Trey is even more careful now, his shots landing shorter in the court while his opponent has gone on the attack. He senses his opponent is frustrated, anxious. Trey would be too if he were him. The point should have been over after that horrible mishit. Perhaps pressure has been relieved on the other side of the court. Now, if his opponent should lose the match, he could claim that Trey had only won because he’d been lucky. That’s one thing Trey has learned. Rarely are there both winners and losers in tennis. Mostly, it seems, there are those who won and those who claim they should have won. Defeat is difficult to accept and those who do toil at the bottom of the rankings until they’re so discouraged by their lack of achievement they eventually give up.

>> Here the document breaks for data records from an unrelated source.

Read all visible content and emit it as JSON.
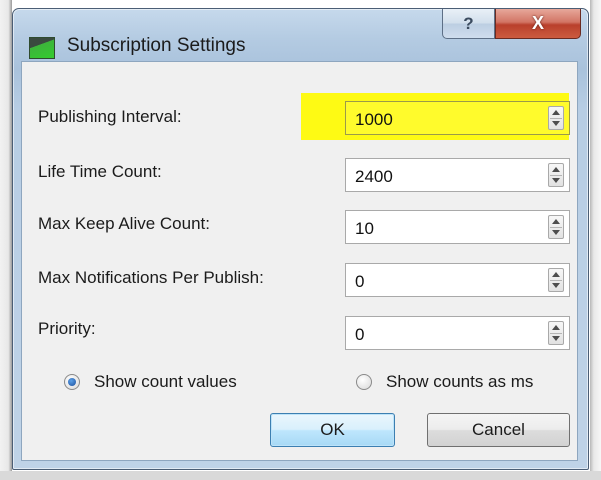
{
  "window": {
    "title": "Subscription Settings",
    "help_label": "?",
    "close_label": "X"
  },
  "fields": [
    {
      "label": "Publishing Interval:",
      "value": "1000"
    },
    {
      "label": "Life Time Count:",
      "value": "2400"
    },
    {
      "label": "Max Keep Alive Count:",
      "value": "10"
    },
    {
      "label": "Max Notifications Per Publish:",
      "value": "0"
    },
    {
      "label": "Priority:",
      "value": "0"
    }
  ],
  "options": {
    "show_count_values": "Show count values",
    "show_counts_as_ms": "Show counts as ms"
  },
  "buttons": {
    "ok": "OK",
    "cancel": "Cancel"
  },
  "colors": {
    "highlight": "#fefa14",
    "close_button": "#c8513a",
    "app_icon_green": "#33cc2e"
  }
}
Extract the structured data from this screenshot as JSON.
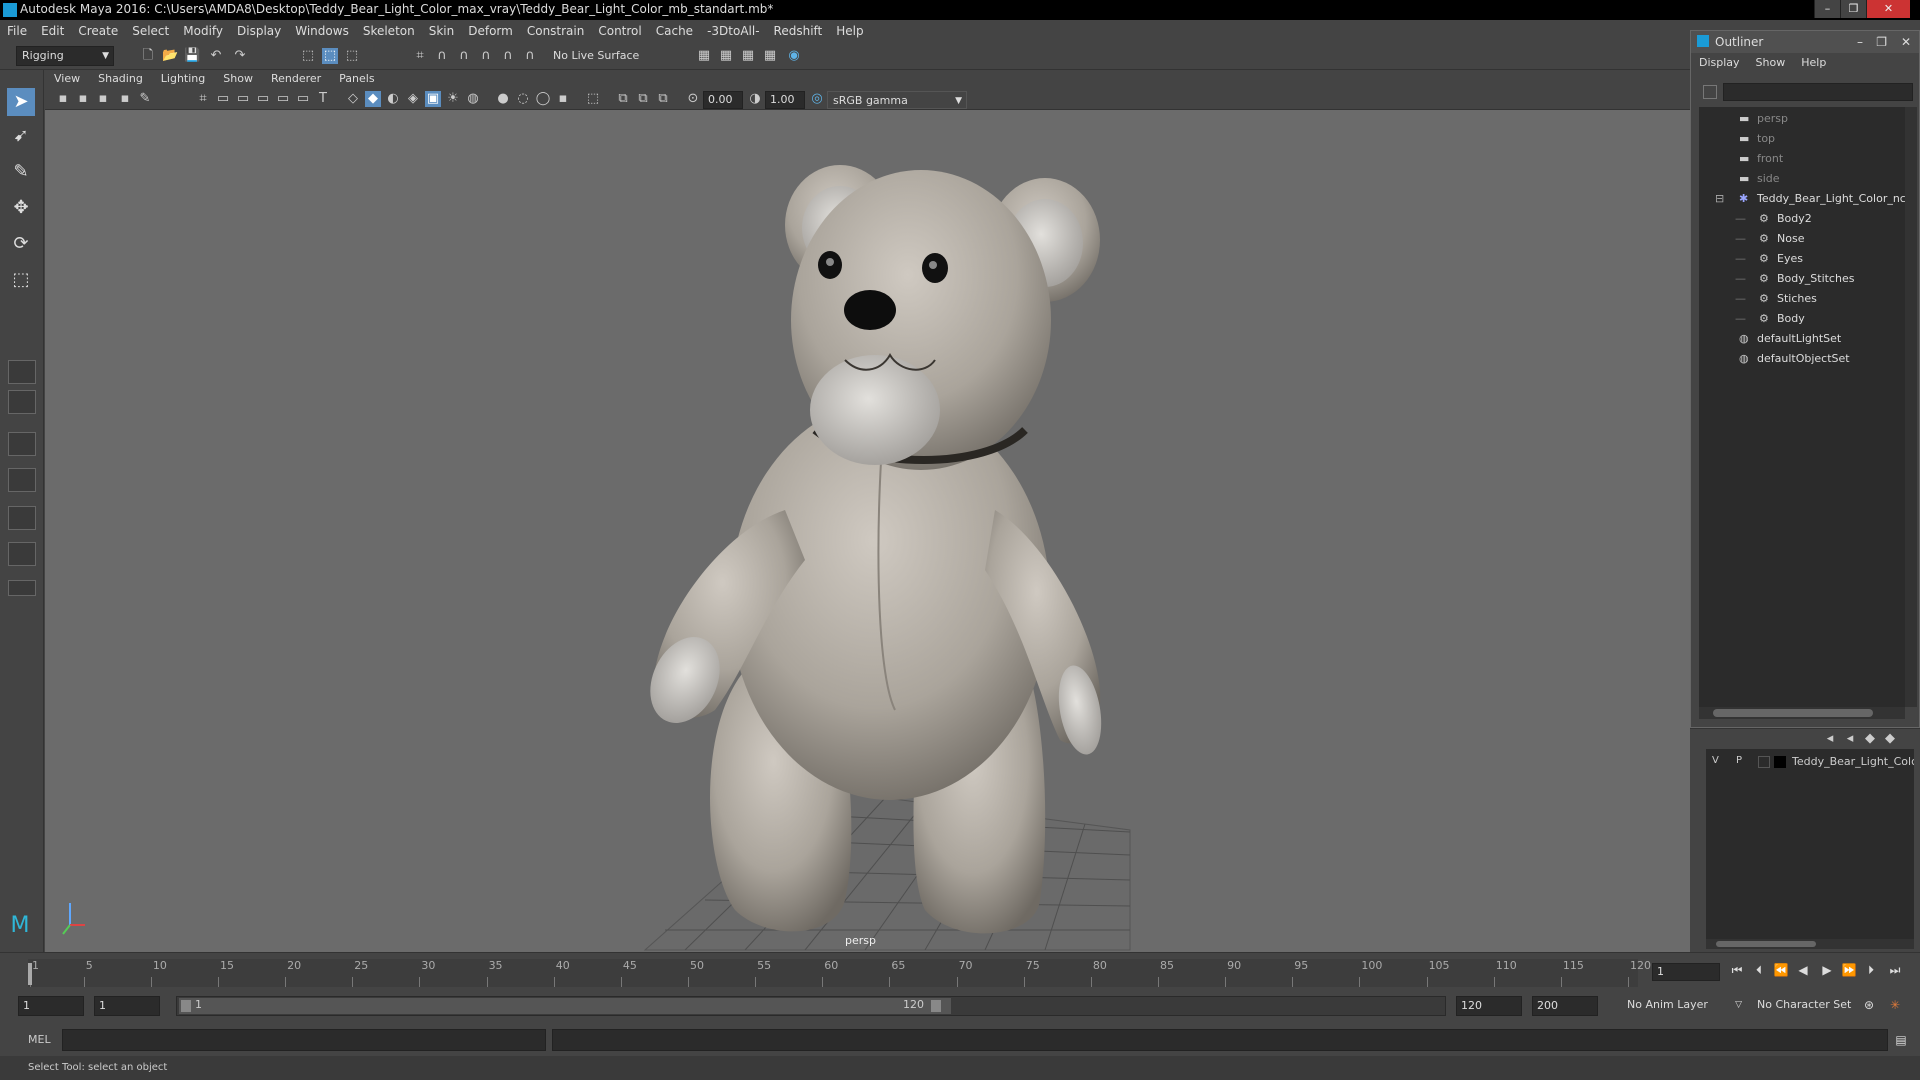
{
  "titlebar": {
    "title": "Autodesk Maya 2016: C:\\Users\\AMDA8\\Desktop\\Teddy_Bear_Light_Color_max_vray\\Teddy_Bear_Light_Color_mb_standart.mb*"
  },
  "menubar": {
    "items": [
      "File",
      "Edit",
      "Create",
      "Select",
      "Modify",
      "Display",
      "Windows",
      "Skeleton",
      "Skin",
      "Deform",
      "Constrain",
      "Control",
      "Cache",
      "-3DtoAll-",
      "Redshift",
      "Help"
    ]
  },
  "shelf": {
    "mode": "Rigging",
    "live_surface": "No Live Surface"
  },
  "viewport": {
    "menu": [
      "View",
      "Shading",
      "Lighting",
      "Show",
      "Renderer",
      "Panels"
    ],
    "exposure": "0.00",
    "gamma": "1.00",
    "color_space": "sRGB gamma",
    "camera_label": "persp"
  },
  "outliner": {
    "title": "Outliner",
    "menu": [
      "Display",
      "Show",
      "Help"
    ],
    "items": [
      {
        "label": "persp",
        "dim": true,
        "indent": 0,
        "icon": "camera"
      },
      {
        "label": "top",
        "dim": true,
        "indent": 0,
        "icon": "camera"
      },
      {
        "label": "front",
        "dim": true,
        "indent": 0,
        "icon": "camera"
      },
      {
        "label": "side",
        "dim": true,
        "indent": 0,
        "icon": "camera"
      },
      {
        "label": "Teddy_Bear_Light_Color_ncl",
        "dim": false,
        "indent": 0,
        "icon": "group"
      },
      {
        "label": "Body2",
        "dim": false,
        "indent": 1,
        "icon": "mesh"
      },
      {
        "label": "Nose",
        "dim": false,
        "indent": 1,
        "icon": "mesh"
      },
      {
        "label": "Eyes",
        "dim": false,
        "indent": 1,
        "icon": "mesh"
      },
      {
        "label": "Body_Stitches",
        "dim": false,
        "indent": 1,
        "icon": "mesh"
      },
      {
        "label": "Stiches",
        "dim": false,
        "indent": 1,
        "icon": "mesh"
      },
      {
        "label": "Body",
        "dim": false,
        "indent": 1,
        "icon": "mesh"
      },
      {
        "label": "defaultLightSet",
        "dim": false,
        "indent": 0,
        "icon": "set"
      },
      {
        "label": "defaultObjectSet",
        "dim": false,
        "indent": 0,
        "icon": "set"
      }
    ]
  },
  "layers": {
    "v": "V",
    "p": "P",
    "name": "Teddy_Bear_Light_Colc"
  },
  "timeline": {
    "ticks": [
      1,
      5,
      10,
      15,
      20,
      25,
      30,
      35,
      40,
      45,
      50,
      55,
      60,
      65,
      70,
      75,
      80,
      85,
      90,
      95,
      100,
      105,
      110,
      115,
      120
    ],
    "current_frame": "1"
  },
  "range": {
    "start": "1",
    "playback_start": "1",
    "slider_start": "1",
    "slider_end": "120",
    "playback_end": "120",
    "end": "200",
    "anim_layer": "No Anim Layer",
    "character_set": "No Character Set"
  },
  "cmdline": {
    "label": "MEL"
  },
  "status": {
    "text": "Select Tool: select an object"
  }
}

Out of the corner of his eye, Trey sees his opponent’s parents shaking their heads, gesturing with their hands, and mouthing over and over, “That was out.” They actually want to believe that Trey’s ball had been out. They had wanted their son to cheat, and they would have accepted it. Wow.
Trey is now sprinting from corner to corner, chasing down balls, trying to hit at least one defensive shot good enough so that the attack stops. He finally hits his first decent shot in the last thirty minutes, a sharp crosscourt forehand that sends his opponent scurrying towards the sideline. The shot has taken just about everything out of Trey. If his opponent hits it back, he’s done.
His opponent does get it back, a slow, loopy shot down the line to Trey’s backhand, just enough within reach that Trey has to waddle over to it. This is it. He attempts an ill-advised, poorly executed drop shot that lands barely over the net but bounces too high, giving his opponent ample time to retrieve it. His opponent races to the net and drives a backhand into the opposite corner. Trey doesn’t make a move towards it. The ball lands squarely on the sideline. In. Trey puts up his left finger and says, “out.” It’s over. He’s won.